To conjecture what Hayek’s stance might have been on Britain’s EU referendum and the current state of the European project more generally, it is instructive to consider his biography. The first half of Hayek’s long life was characterised by the steady unravelling of the liberal order into which he had been born. In 1899, Europe was practically borderless, with only a handful of the more underdeveloped countries, such as Russia and the Ottoman Empire, requiring passports at their frontiers. It was a world of free trade, large-scale immigration, low taxation and little regulation of private affairs, and a high degree of cultural innovation.

All of that was gone by the time Hayek’s most popular work, The Road to Serfdom, was published in 1944. His native Austria-Hungary, a multinational, polyglot, cosmopolitan and – by the late nineteenth century – liberal monarchy was long dissolved and replaced by nation states, many of them the product of human design at the various peace conferences. The First World War had halted the expansion of world trade, while the Great Depression saw the consensus around monetary policy – the gold standard – and economic policy – laissez faire – challenged and then superseded by more interventionist approaches. Finally, the Russian Revolution of 1917, the ascent to power of Mussolini’s fascists in Italy, and the election of Hitler in 1933 all introduced socialistic forms of government into large parts of Europe.

These events and the horror of World War II shaped postwar developments.

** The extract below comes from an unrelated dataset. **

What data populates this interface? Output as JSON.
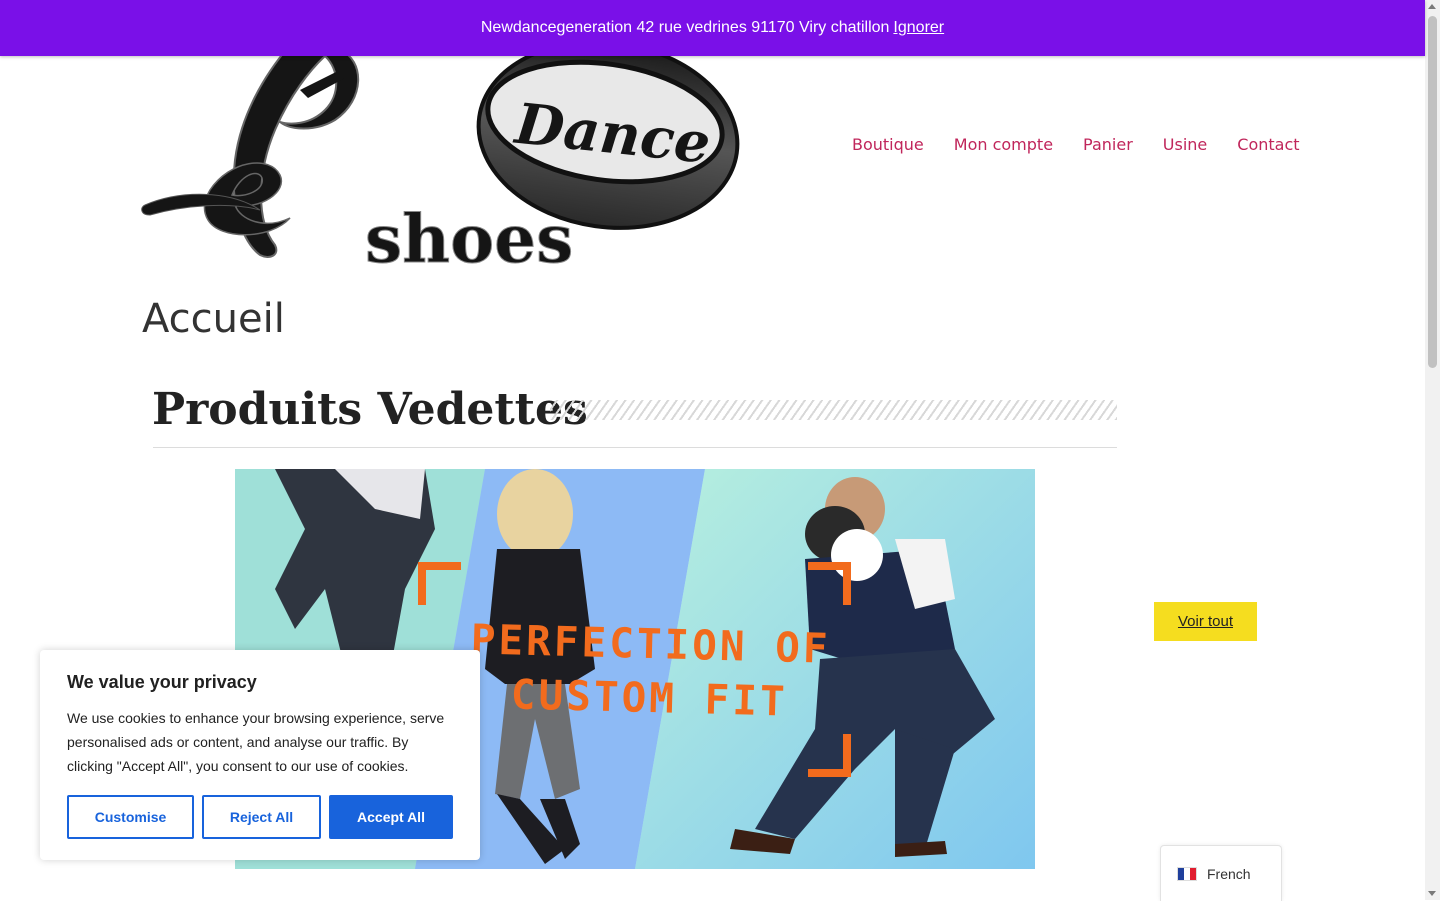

On one hand, government planning of a significant share of economic activity was taken for granted. This was the case even in the ‘free’ economies of the West, which competed with the unfree communist countries for intellectual and political dominance. On the other hand, a number of institutions – GATT, the IMF, the UN – were created in a deliberate bid to promote peace, avoid the harmful economic policies of the postwar period and encourage mutually beneficial relations between countries.

Hayek’s life was devoted to go beyond the latter and build the intellectual foundations of a movement which would work to reinstate an updated and improved version of the pre-1914 world order. Some of his key writings – Individualism and Economic Order, Serfdom itself – delve deeply into the sort of international institutions which are needed for freedom and peace to flourish. Others – The Constitution of Liberty; Law, Legislation and Liberty – consider the legal and constitutional foundations on which free societies bloom.

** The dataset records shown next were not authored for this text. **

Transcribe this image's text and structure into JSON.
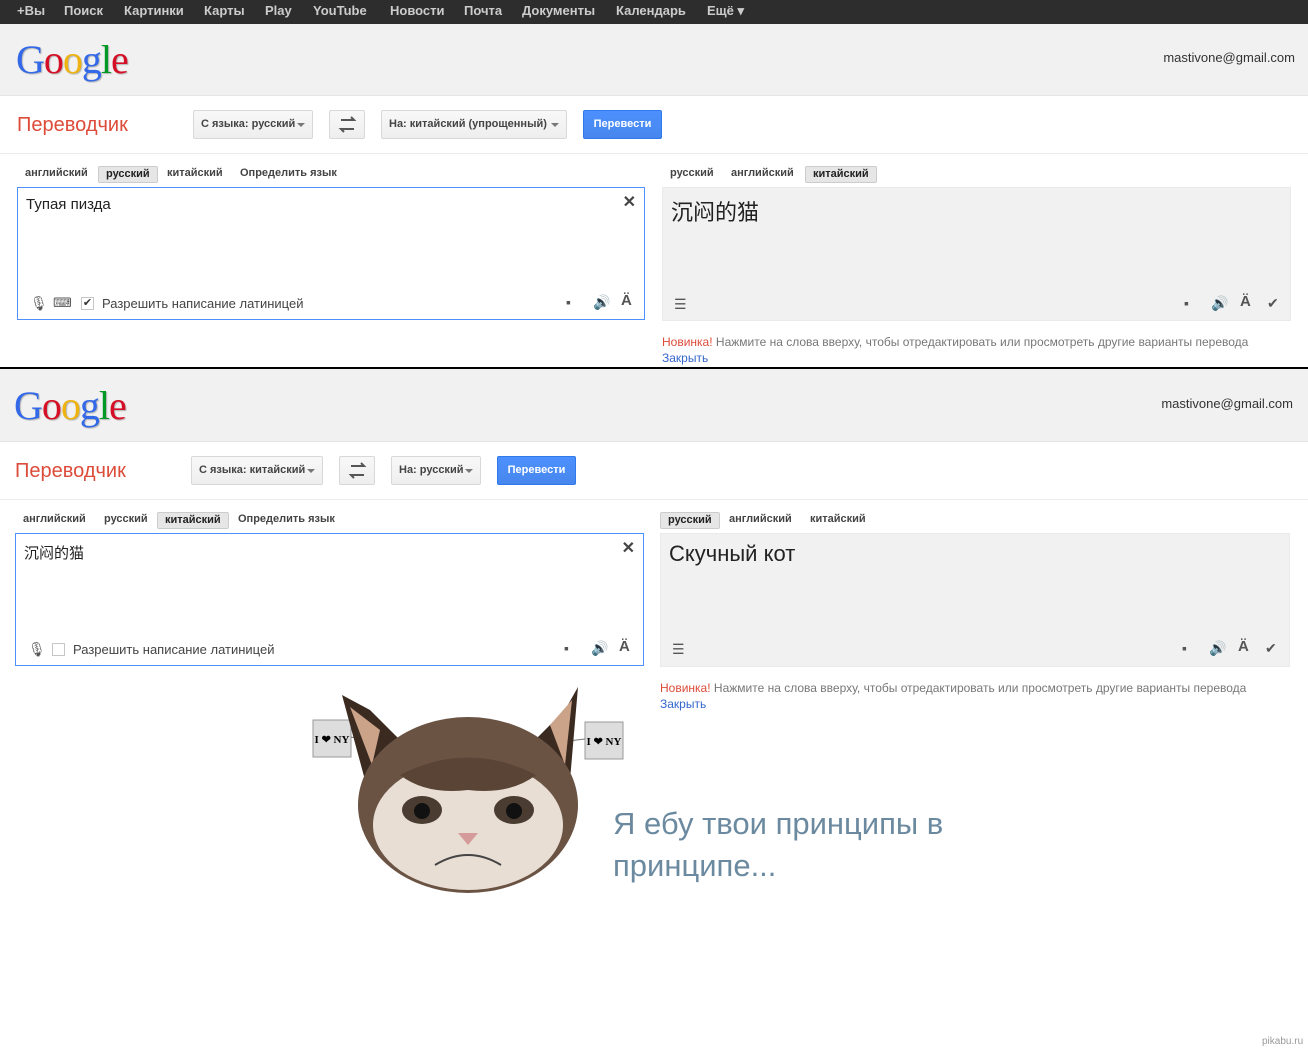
{
  "topnav": [
    "+Вы",
    "Поиск",
    "Картинки",
    "Карты",
    "Play",
    "YouTube",
    "Новости",
    "Почта",
    "Документы",
    "Календарь",
    "Ещё ▾"
  ],
  "logo": {
    "letters": [
      "G",
      "o",
      "o",
      "g",
      "l",
      "e"
    ],
    "colors": [
      "#3369e8",
      "#d50f25",
      "#eeb211",
      "#3369e8",
      "#009925",
      "#d50f25"
    ]
  },
  "account_email": "mastivone@gmail.com",
  "app_title": "Переводчик",
  "translate_btn": "Перевести",
  "allow_latin": "Разрешить написание латиницей",
  "notice": {
    "new": "Новинка!",
    "text": " Нажмите на слова вверху, чтобы отредактировать или просмотреть другие варианты перевода",
    "close": "Закрыть"
  },
  "screen1": {
    "from_lang": "С языка: русский",
    "to_lang": "На: китайский (упрощенный)",
    "src_tabs": [
      "английский",
      "русский",
      "китайский",
      "Определить язык"
    ],
    "res_tabs": [
      "русский",
      "английский",
      "китайский"
    ],
    "source_text": "Тупая пизда",
    "result_text": "沉闷的猫",
    "latin_checked": "✔"
  },
  "screen2": {
    "from_lang": "С языка: китайский",
    "to_lang": "На: русский",
    "src_tabs": [
      "английский",
      "русский",
      "китайский",
      "Определить язык"
    ],
    "res_tabs": [
      "русский",
      "английский",
      "китайский"
    ],
    "source_text": "沉闷的猫",
    "result_text": "Скучный кот",
    "latin_checked": ""
  },
  "meme_caption": "Я ебу твои принципы в принципе...",
  "cat_sign_text": "I ❤ NY",
  "watermark": "pikabu.ru"
}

One essay in particular, “The Economic Conditions of Interstate Federalism,” offers a glimpse of what Hayek would have considered a desirable and successful economic federation. Written in 1939, this text is striking not only for the author’s optimism at a time of darkness, but also for the prescience of its observations. Notions familiar to anyone who is acquainted with today’s EU, such as the “free movement of men, goods and capital,” and the emergence of a “single market,” are dealt with extensively in the essay.

In it, Hayek argues that political integration necessitates economic integration in the form of free internal trade, since protectionist barriers will tend to lead to frictions between regions and end up undermining political federation. He posits that economic integration will serve to promote peace among the constituent states and eliminate incentives for protection. He concludes that economic links through international institutions are not only desirable but a requisite development for true liberalism to be restored: “the abrogation of national sovereignties and the creation of an effective international order of law is a necessary complement and the logical consummation of the liberal programme.”

Reading Hayek’s essay, one is left with little doubt that he would have found much to like in the European Union as we know it today. Economic integration through international institutions – first the European Coal and Steel Community, then the European Economic Community, then the European Single Market – has relentlessly eroded national protectionism and served to raise the living standards of even the poorest regions in the least developed member countries.

Perhaps to the chagrin of free-market Eurosceptics, Hayek would arguably have looked approvingly at the emergence of a single currency to replace the various national currencies. He would have been relieved to know that the European Central Bank’s ethos was largely inherited from the Bundesbank’s hard money tradition, rather than the inflationary propensities of French, Italian and Spanish central bankers. And while he might have been disappointed that monetary policy was still a public monopoly, he would surely have welcome the ‘denationalisation’ of currency management and its transfer to a supranational body.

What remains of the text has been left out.